I have gotten severely distracted while writing this article yet I remain committed to gardens and the family of plants that need to be put into the ground. In the shade, under our trees or sheltered by evergreens and structures, even though protected from the sun these plants need to be watered. What plants you ask? The many varieties of ferns include, Adiantum pedatum Maidenhair Fern has very delicate finely textured foliage, it spreads slowly and prefers moisture, Athyrium filix-femina Lady Fern will grow in moist areas but also can take fairly dry soil, Athyrium goeringianum (niponicum) ‘Pictum’ Japanese Painted Fern has gently arching blue/green fronds with silver and maroon coloring, Dryopteris erthrosora Autumn Fern with it’s young fronds are a beautiful bronzy red turning to glossy green, Polystichum acrostichoides Christmas Fern has dark green leathery looking fronds, this is a nice evergreen ground-cover, Matteuccia struthiopteris Ostrich Fern presents with dark green erect fronds which are tall and graceful. This fern likes a moist area. There are other options available but these are some of the most reliable plants to begin with.

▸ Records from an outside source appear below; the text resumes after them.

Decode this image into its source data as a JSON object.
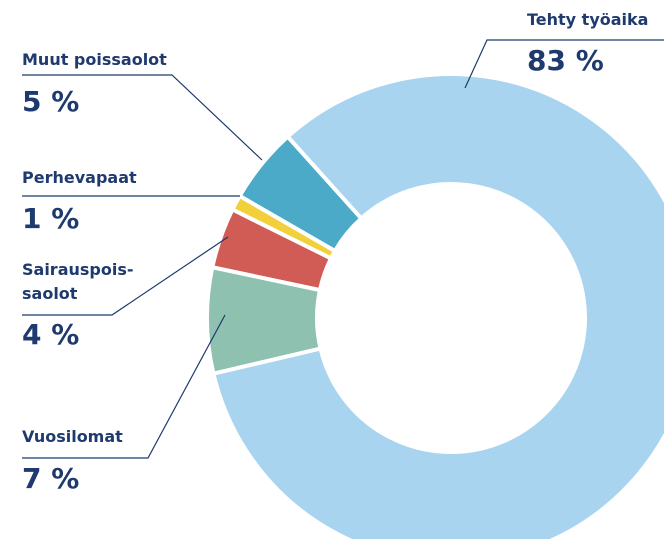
{
  "chart_data": {
    "type": "donut",
    "categories": [
      "Tehty työaika",
      "Vuosilomat",
      "Sairauspois-\nsaolot",
      "Perhevapaat",
      "Muut poissaolot"
    ],
    "values": [
      83,
      7,
      4,
      1,
      5
    ],
    "value_labels": [
      "83 %",
      "7 %",
      "4 %",
      "1 %",
      "5 %"
    ],
    "colors": [
      "#a9d4ef",
      "#8fc1b0",
      "#d15c55",
      "#f2d03c",
      "#4aaac8"
    ]
  }
}
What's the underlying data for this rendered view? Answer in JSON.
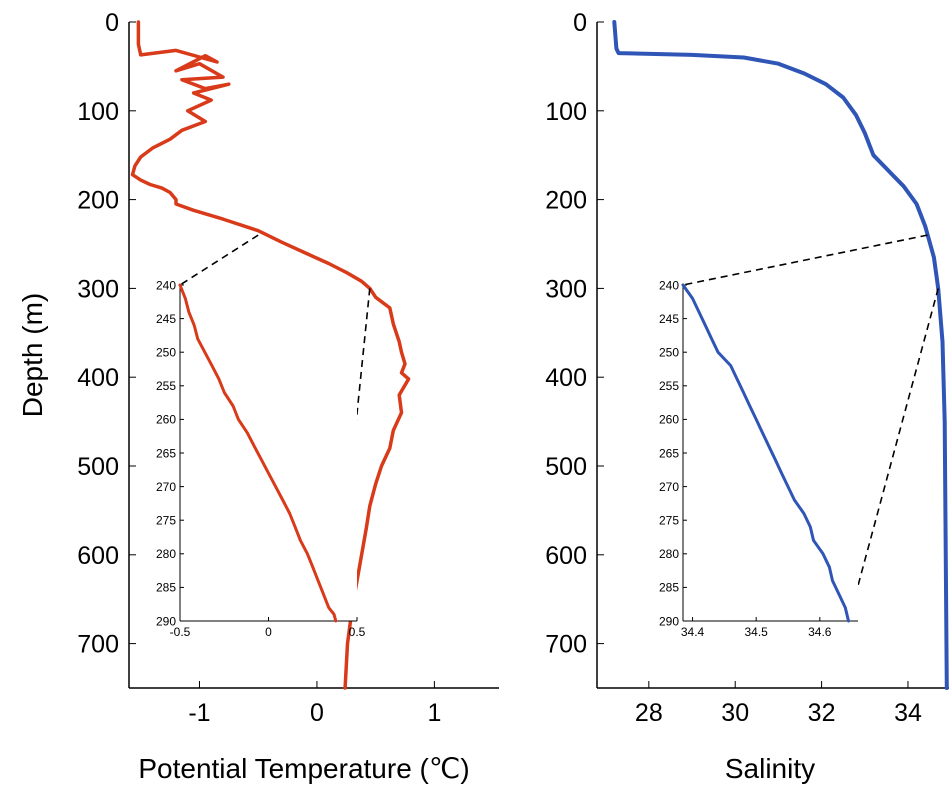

Other plants that can flourish in the mixed shade/sun environment are Creeping Jenny which is a low-growing, spreading plant that features outstanding, rounded, golden-yellow leaves that light up the garden floor. A dependable groundcover that grows where other plants might fail. Useful as a groundcover, between stepping stones or in containers. Grows well in sun or shade and prefers well-drained soil. Brunnera ‘Jack Frost’ with silvery leaves and veined foliage. Excellent plant and pictured here in its first year – it will get thicker with age. Helleborus more commonly know as hellebores most popular varieties for garden use are undoubtedly H. orientalis and its colorful hybrids (H. × hybridus). They flower in early spring, around the period of Lent, and are often known as Lenten hellebores, oriental hellebores, or Lenten roses. They are excellent for bringing early colour to shady herbaceous borders and areas between deciduous shrubs and under trees.
This should be a good start without making everyone too crazy. Make a choice and just go for it. March is almost upon us. Don’t think. Know where you want to dig, the rest is simple. One plant at a time.